The timing of the lawsuit is notable. Just days before filing, Texas enacted House Bill 7, a law that allows private citizens to sue anyone who manufactures or distributes abortion drugs to or from the state. This law, combined with the federal lawsuit, signals a two-pronged approach: using both state and federal levers to clamp down on abortion pill access. And while Texas has already tested the limits of interstate legal battles—such as its failed attempt to pursue a New York doctor accused of prescribing abortion pills to a Texas woman—the new lawsuit could have far-reaching implications.
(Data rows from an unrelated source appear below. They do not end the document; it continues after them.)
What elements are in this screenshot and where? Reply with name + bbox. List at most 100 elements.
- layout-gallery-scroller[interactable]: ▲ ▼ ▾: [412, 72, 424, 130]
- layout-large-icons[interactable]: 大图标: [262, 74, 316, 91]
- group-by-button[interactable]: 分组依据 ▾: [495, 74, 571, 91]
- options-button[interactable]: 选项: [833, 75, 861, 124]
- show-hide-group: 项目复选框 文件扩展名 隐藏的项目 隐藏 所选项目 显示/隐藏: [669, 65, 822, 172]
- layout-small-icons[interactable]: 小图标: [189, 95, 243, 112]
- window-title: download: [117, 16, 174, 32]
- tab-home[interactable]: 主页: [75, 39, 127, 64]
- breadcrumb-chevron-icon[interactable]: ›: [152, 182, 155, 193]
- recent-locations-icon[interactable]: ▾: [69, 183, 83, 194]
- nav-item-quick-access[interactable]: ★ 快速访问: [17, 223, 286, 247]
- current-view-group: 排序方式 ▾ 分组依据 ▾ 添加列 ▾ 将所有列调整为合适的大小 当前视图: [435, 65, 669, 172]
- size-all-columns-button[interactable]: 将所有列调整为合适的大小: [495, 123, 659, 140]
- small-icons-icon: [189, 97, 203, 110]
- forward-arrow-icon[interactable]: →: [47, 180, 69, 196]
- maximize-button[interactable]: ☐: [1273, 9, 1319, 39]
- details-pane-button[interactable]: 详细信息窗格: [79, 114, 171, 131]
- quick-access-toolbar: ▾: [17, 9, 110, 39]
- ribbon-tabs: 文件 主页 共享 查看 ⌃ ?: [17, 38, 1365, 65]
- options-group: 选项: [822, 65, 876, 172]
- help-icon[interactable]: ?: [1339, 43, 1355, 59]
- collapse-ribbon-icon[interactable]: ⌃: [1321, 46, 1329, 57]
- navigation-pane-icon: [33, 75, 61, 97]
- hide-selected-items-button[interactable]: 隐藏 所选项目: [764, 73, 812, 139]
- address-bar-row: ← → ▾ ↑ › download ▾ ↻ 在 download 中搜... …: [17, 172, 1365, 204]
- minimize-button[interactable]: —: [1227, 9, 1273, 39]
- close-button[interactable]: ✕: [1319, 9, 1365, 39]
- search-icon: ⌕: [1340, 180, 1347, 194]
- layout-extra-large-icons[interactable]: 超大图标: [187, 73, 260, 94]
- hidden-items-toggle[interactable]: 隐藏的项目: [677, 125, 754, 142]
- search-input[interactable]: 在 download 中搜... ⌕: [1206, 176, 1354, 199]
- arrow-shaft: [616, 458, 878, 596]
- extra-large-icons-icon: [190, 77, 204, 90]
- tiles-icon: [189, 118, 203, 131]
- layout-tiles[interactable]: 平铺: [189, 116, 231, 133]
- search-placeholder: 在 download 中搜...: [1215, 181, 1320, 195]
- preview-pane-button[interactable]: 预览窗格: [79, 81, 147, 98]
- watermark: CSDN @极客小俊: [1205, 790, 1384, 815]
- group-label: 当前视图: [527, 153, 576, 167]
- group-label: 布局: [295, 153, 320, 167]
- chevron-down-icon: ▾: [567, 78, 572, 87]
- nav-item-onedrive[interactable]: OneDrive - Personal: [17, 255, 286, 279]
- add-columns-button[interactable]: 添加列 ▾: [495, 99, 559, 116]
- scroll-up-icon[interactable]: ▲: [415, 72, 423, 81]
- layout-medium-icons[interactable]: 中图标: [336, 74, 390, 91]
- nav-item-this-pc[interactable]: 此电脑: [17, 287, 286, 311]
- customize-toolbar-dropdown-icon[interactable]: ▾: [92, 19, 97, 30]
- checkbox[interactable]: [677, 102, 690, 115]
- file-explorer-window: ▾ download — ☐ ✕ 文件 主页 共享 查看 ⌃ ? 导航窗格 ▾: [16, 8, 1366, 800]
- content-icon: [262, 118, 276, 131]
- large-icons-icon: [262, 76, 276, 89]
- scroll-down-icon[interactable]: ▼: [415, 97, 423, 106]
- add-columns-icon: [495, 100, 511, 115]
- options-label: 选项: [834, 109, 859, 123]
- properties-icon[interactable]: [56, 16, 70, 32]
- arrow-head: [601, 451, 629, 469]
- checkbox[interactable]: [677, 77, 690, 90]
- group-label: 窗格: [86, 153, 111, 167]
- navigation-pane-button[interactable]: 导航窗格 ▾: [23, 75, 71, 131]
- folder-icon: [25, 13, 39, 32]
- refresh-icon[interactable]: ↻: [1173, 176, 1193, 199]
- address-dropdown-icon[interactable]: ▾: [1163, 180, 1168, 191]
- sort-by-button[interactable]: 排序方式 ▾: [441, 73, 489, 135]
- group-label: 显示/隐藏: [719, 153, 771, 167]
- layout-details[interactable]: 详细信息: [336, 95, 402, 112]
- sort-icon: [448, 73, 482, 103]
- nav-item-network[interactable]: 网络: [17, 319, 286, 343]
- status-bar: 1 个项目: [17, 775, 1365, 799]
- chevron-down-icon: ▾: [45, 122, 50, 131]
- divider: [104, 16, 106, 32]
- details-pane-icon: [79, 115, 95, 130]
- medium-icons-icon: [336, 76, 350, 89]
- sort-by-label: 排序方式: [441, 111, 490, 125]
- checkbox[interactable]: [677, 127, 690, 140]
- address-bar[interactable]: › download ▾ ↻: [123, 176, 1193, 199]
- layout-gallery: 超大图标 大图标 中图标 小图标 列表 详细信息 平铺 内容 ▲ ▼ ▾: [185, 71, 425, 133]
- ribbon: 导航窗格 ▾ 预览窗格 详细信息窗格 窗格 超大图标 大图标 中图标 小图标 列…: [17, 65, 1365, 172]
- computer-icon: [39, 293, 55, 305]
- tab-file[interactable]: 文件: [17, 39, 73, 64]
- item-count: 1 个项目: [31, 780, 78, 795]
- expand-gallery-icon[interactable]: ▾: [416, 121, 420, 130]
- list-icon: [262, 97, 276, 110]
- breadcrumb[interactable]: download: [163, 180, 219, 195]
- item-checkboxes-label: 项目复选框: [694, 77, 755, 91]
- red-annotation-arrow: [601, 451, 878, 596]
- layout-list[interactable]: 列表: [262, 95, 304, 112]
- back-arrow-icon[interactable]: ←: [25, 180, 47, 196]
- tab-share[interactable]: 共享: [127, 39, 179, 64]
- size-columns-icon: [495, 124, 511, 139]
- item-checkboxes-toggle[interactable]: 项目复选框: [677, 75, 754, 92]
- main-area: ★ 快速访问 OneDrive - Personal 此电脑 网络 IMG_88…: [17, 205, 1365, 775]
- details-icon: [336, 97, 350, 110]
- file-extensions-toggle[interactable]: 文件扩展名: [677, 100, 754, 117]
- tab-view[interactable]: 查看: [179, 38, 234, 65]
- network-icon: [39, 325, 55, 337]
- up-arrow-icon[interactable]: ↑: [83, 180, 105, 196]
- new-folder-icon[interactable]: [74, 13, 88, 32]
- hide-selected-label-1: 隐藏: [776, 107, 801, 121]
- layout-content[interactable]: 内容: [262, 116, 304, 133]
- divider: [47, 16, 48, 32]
Ziegler pointed out that a federal policy change on mifepristone could undermine so-called "abortion shield" laws in blue states designed to protect providers from prosecution elsewhere.
The FDA, for its part, has declined to comment on the ongoing litigation. But the stakes are high. Abortion rights advocates warn that if the lawsuit succeeds, it could upend access to medication abortion nationwide, not just in Texas and Florida. The outcome could determine whether millions of Americans retain access to what has become a critical option for reproductive healthcare.
With lawmakers and courts locked in high-stakes battles over both transgender healthcare and abortion access, the U.S. finds itself at a crossroads. The debates are not merely about medical procedures or government spending—they cut to the heart of questions about bodily autonomy, parental rights, and the proper limits of state power. As these issues play out, the nation watches closely, knowing that the decisions made now will shape the landscape of American healthcare and civil rights for years to come.